Ao menos 700 investigações e processos judiciais estão paralisados desde julho, quando o presidente do Supremo Tribunal Federal (STF), Dias Toffoli, determinou a suspensão de casos criminais baseados em informações de órgãos de controle como a Receita Federal e o antigo Conselho de Controle de Atividades Financeiras (Coaf). As informações são do jornal Folha de S.Paulo com base em dados da Procuradoria-Geral da República (PGR).
De acordo com o jornal, a medida travou principalmente as apurações sobre crimes contra a ordem tributária, 307 casos ao todo, como sonegação. No Estado, o Tribunal Regional Federal da 4° Região (TRF-4) congelou ao menos 30 processos desta ordem.
As relativas à lavagem de dinheiro, inclusive em esquemas de corrupção, somam 151 casos. Em menor quantidade a medida afetou inquéritos, procedimentos investigativos e ações penais como contrabando, peculato (desvio de recursos públicos), golpes contra a Previdência, falsidade ideológica e tráfico de drogas.
O levantamento foi feito pela 2° Câmara de Coordenação e Revisão do Ministério Público Federal, responsável pela área criminal, com base em informações lançadas até quinta-feira (24) em um sistema de dados processuais pelas Procuradorias da República nos estados. A quantidade de casos parados aumenta diariamente.
Na avaliação da subprocuradora-geral da República Luiza Frischeisen, coordenadora da Câmara, o impacto da decisão é muito grande. Os procedimentos de sonegação, por exemplo, são abertos com base em representações da Receita (responsável, na esfera administrativa, pela apuração do débito fiscal). Essas denúncias são sempre acompanhadas da declaração de Imposto de Renda do contribuinte —documento que detalha dados fiscais e está no escopo da decisão de Toffoli.
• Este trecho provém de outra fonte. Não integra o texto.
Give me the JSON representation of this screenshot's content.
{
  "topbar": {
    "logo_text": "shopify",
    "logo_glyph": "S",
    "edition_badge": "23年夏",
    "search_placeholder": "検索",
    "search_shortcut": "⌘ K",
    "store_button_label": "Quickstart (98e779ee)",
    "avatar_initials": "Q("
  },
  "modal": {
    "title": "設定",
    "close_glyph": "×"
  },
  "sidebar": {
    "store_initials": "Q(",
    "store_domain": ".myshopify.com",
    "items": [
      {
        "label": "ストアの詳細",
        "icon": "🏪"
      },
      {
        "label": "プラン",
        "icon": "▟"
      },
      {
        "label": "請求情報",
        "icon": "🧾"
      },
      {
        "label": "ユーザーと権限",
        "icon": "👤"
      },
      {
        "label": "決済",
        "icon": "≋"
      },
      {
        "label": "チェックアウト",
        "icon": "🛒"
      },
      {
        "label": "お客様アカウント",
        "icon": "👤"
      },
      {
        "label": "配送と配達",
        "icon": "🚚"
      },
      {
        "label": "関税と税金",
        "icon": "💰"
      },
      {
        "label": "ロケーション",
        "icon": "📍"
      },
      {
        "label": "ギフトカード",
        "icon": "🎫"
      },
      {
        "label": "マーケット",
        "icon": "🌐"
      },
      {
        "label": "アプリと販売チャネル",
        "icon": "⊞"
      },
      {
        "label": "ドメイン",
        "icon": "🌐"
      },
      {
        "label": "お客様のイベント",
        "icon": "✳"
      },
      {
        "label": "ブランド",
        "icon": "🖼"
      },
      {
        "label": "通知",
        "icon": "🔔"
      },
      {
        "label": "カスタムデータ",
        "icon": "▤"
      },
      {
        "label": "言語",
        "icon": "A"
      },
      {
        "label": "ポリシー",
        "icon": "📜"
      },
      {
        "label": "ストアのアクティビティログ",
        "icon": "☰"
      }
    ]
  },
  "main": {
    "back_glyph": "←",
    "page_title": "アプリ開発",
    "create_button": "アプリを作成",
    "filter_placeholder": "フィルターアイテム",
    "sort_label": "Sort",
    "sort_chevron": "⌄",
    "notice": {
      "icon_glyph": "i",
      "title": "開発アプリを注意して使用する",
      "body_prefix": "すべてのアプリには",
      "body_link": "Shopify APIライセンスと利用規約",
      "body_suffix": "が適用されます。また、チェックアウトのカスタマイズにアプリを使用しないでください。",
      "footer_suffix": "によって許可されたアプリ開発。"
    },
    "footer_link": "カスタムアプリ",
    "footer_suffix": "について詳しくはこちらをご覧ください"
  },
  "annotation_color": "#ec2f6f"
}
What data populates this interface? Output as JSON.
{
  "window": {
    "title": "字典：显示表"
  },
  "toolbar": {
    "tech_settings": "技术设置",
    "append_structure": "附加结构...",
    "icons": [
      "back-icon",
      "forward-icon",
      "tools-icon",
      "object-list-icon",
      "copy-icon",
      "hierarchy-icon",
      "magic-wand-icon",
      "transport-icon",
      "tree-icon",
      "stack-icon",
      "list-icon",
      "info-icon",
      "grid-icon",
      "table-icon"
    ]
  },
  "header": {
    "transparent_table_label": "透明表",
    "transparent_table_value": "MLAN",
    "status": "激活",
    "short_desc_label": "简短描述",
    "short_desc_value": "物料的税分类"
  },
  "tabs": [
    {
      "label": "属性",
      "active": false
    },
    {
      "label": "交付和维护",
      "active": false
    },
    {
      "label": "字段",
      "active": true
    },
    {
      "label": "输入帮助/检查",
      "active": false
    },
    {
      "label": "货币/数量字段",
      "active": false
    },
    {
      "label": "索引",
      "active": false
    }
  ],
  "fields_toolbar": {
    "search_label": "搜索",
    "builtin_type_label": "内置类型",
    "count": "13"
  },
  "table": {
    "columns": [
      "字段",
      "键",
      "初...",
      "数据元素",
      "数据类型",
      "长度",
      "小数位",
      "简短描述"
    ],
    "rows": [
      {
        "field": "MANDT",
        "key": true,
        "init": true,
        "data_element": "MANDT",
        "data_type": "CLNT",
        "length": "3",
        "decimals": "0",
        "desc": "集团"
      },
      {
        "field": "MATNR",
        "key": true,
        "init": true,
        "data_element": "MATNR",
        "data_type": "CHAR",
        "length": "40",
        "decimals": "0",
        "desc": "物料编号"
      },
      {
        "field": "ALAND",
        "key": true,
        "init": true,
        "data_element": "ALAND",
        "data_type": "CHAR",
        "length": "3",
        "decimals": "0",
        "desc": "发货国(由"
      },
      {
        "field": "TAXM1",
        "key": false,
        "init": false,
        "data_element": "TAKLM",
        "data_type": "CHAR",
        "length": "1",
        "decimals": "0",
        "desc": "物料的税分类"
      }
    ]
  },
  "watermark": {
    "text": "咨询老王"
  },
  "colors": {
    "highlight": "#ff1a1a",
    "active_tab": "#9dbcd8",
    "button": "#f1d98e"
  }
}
Outro problema, na avaliação da PGR, é que os investigadores só podem pedir a quebra de sigilo bancário, medida invasiva e necessária no aprofundamento de vários tipos de crime, se tiverem indícios de ilegalidades —caso contrário, a Justiça não a autoriza. Esses elementos prévios frequentemente são verificados nos relatórios do Coaf.
Para Luiza, a decisão inviabiliza qualquer apuração sobre o patrimônio e as movimentações financeiras de criminosos.
— Como você vai pedir uma quebra de sigilo bancário se você não tem o relatório de inteligência financeira? Raramente terá elementos para pedir — afirma.
Extinto Coaf foi rebatizado de Unidade de Inteligência Financeira (UIF)
A principal atuação do extinto órgão era a produção de relatórios de inteligência financeira (RIFs) que apontam operações suspeitas em bancos cartórios, galerias de arte, entre outras instituições, o que é considerado essencial por investigados em temas variados.
O órgão foi posto sob o guarda-chuva do Ministério da Justiça no início do ano, como parte de uma estratégia do ministro de Justiça, Sérgio Moro, para fortalecer seu papel de apoio em investigações
Mas o Congresso reverteu a decisão e o devolveu ao Ministério da Economia em maio. Em agosto, ele foi transferido para o Banco Central e mudou de novo.
O presidente do Supremo mandou sustar em julho todos os processos e investigações do país baseados em dados fiscais e bancários detalhados obtidos sem prévia autorização judicial.
Para o ministro, os relatórios devem se limitar à identificação de titulares de operações bancárias e do valor global movimentado. No entendimento dele, a descrição de pormenores exige aval da Justiça.
A decisão foi tomada a pedido do senador Flávio Bolsonaro (PSL-RJ), filho do presidente Jair Bolsonaro, e paralisou a apuração do Ministério Público do Rio de Janeiro sobre o congressista.
As suspeitas tiveram origem na movimentação atípica de R$ 1,2 milhão detectada pelo Coaf nas contas de Fabrício Queiroz, ex-assessor de Flávio na Assembleia Legislativa.
O pedido do senador ao STF pegou carona em um processo que já tramitava na corte e só tratava de dados da Receita, mas Toffoli estendeu a discussão ao Coaf e ao Banco Central.
Pela decisão do ministro, os casos criminais ficam suspensos até que o Supremo se reúna para julgar em definitivo a controvérsia, o que deve ocorrer em 21 de novembro.